Researchers developed the first injection-able microtissue that contains sensory and motor neurons, protected by a protective layer, known as tissue engineered neuromuscular interfaces (TE-NMIs). The TE-NMI neurons serve as the source of axons for muscles in rats that have suffered nerve injuries. They also “babysit” muscles to prevent the degeneration as well as loss of function and damage to the nerve regenerates according to researchers from the Perelman school of Medicine of the University of Pennsylvania. The results were reported in Bioactive Materials.
The TE-NMIs consist of nerve cells enclosed in a hydrogel that is protected and the whole microenvironment of the micro-environment is injected the vicinity of muscles. This “ship inside bottle” method shields neurons and enhances the chance that a higher number of Axons will couple to the muscle and continue to maintain the regenerative pathways.
Researchers cut off the sciatic nerve of rats and then injected them with an TE-NMI or microtissue with no neurons. In the group receiving TE-NMIs the researchers were able to stimulate electrically the nerve stump “babysat” through the TENMI and observe an increase in muscle activity at up to 5 months after the implanted tissue. There was no muscle response in the group that was not treated.
“There many thousands of individuals who go through surgery for nerve injuries each year, and even if surgeons perform the procedure correctly it is impossible to cause axons to regrow more than 1 inch every month.
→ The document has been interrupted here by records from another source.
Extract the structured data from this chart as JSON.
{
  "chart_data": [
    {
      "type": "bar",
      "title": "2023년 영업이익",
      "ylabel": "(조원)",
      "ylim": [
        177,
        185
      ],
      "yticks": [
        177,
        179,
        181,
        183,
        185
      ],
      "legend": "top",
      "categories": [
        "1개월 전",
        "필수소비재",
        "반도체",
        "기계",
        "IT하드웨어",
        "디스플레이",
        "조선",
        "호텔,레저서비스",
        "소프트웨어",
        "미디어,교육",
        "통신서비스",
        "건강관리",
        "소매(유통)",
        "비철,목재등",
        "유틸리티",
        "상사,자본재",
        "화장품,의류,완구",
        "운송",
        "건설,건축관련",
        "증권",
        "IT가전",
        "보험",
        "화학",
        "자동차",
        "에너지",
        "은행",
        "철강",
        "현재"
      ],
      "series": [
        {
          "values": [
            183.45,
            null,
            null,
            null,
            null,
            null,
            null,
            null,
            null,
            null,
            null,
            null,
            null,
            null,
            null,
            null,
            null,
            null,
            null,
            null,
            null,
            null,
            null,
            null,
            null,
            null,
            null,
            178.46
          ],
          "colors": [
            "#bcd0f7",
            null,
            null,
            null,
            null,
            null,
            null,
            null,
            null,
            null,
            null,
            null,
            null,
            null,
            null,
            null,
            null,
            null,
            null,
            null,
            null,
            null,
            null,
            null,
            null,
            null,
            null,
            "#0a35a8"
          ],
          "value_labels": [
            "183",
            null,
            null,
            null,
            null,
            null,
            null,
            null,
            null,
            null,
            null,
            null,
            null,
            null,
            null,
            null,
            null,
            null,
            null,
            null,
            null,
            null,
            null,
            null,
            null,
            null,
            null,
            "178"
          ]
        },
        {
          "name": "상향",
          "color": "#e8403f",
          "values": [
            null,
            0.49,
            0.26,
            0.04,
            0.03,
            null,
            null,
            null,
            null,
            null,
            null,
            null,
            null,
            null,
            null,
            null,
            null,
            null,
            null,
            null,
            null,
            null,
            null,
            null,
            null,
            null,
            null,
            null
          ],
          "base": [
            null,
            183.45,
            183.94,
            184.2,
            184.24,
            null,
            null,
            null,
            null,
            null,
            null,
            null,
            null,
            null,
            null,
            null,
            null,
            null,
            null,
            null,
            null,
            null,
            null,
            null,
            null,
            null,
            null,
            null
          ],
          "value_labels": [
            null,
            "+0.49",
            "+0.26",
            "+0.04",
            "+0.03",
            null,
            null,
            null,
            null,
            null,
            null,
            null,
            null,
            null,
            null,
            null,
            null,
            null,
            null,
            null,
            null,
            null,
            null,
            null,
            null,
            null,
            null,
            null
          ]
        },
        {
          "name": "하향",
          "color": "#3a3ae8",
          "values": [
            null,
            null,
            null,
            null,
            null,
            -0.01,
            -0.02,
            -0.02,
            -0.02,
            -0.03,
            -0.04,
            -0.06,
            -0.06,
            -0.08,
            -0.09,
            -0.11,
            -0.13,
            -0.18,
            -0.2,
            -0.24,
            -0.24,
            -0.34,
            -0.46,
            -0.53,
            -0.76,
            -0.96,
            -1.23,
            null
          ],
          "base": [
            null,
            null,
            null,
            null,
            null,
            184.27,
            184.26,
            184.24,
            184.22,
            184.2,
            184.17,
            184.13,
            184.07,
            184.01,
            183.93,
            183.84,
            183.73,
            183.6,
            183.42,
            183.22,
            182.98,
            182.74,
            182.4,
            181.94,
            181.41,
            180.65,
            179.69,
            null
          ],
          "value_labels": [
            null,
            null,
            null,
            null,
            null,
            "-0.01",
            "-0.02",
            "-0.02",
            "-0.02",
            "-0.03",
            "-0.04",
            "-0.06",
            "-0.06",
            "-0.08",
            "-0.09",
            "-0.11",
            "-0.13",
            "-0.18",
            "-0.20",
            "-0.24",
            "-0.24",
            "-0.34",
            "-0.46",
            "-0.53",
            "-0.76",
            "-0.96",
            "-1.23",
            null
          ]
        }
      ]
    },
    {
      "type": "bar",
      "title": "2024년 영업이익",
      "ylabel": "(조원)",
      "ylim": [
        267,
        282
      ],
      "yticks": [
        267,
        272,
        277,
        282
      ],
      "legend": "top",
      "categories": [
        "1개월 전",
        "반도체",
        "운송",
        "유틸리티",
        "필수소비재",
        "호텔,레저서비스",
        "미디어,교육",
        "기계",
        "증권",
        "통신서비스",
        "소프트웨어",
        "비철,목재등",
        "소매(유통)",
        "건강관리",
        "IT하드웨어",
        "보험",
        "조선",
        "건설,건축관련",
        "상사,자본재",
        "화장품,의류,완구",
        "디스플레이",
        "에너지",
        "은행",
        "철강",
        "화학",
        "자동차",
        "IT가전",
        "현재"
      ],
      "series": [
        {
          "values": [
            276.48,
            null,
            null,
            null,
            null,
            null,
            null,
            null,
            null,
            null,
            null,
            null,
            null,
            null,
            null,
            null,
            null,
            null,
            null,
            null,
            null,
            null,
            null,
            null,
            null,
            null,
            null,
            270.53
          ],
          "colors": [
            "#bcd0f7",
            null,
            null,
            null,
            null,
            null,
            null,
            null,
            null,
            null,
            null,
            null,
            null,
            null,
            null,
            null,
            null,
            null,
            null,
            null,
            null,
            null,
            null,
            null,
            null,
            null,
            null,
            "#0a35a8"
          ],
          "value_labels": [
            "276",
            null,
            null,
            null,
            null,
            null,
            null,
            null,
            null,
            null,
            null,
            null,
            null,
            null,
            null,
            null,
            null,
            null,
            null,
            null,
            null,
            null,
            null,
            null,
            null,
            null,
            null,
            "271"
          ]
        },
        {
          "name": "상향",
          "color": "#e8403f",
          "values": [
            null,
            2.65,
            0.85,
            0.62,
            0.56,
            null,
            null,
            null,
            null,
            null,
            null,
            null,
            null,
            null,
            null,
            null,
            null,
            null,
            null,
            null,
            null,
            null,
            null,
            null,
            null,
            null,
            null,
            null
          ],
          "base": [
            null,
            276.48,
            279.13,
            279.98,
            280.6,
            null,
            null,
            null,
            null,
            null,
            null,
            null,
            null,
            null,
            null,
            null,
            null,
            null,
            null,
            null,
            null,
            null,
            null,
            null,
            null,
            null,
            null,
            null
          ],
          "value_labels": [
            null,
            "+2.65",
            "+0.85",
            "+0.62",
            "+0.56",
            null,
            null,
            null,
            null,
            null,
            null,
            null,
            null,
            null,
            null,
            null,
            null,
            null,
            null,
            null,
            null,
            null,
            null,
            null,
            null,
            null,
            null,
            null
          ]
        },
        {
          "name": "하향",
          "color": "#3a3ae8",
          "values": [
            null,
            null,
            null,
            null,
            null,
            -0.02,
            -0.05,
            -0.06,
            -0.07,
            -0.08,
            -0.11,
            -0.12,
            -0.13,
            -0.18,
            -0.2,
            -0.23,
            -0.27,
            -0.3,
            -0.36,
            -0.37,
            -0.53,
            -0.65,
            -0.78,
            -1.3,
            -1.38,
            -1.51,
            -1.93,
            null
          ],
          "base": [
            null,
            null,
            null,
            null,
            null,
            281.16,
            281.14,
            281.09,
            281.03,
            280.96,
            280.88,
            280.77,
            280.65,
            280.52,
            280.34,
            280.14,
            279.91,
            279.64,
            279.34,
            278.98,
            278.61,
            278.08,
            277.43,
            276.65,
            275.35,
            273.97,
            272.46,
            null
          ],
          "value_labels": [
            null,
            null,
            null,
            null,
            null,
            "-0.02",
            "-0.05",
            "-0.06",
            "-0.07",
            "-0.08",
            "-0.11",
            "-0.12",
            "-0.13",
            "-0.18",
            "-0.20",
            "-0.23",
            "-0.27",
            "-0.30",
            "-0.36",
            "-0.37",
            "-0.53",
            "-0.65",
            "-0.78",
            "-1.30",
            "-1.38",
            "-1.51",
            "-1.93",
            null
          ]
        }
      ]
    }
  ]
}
For nerve injuries that affect the arm’s upper or leg, recovery could take years, but the pathway that connects to the muscle as well as the muscle itself will degrade irreparably within six to twelve months of no axons connections which can lead to permanent loss of sensory and motor functionality,” said senior author D. Kacy Cullen, PhD, Associate Professor of Neurosurgery. “By expanding the time frame for the patient’s axons connect to muscles, this research has the potential to enhance the speed of healing for patients, without causing more damage.”
For instance, those suffering from a brachial-plexus injury (a nerve root avulsion, where nerves are separated from spinal cordcould regain elbow functionality however, they will not be able to fully function in their hand. In such cases an neurosurgeon is likely to cut a healthy nerve close to the hand, and redirect it to trigger hand muscles to restore a portion of function, while the nerve grows. The TE-NMIs could perform a better jobwithout needing to cause damage to a patient’s healthy nerve as suggested by researchers.
“Working closely with clinicians from the Penn Nerve Centerfor Neurological Disorders, our team came up with the possibility of a surgical approach that is most beneficial to their patients and the clinic,” said first author Justin Burrell, PhD, an assistant professor within the Department of Neurosurgery and the Institute for Translational Medicine and Therapeutics. “What’s more is that as we continue to investigate and validate our findings, we’ll maintain our collaboration in collaboration with Penn’s Nerve Center to ensure that our research provides them with the equipment they require to provide the highest quality care to patients.”
The study was funded primarily through this study’s funding from the U.S. Department of Defense (W81XWH-16-1-0796, W81XWH-19-1-867) as well as the National Institutes of Health (R44-NS108869 and TL1-TR001880) and the Department of Veteran Affairs (I01-BX003748).
Materials supplied by the University of Pennsylvania School of Medicine. Note: The content could be edited to improve length and style.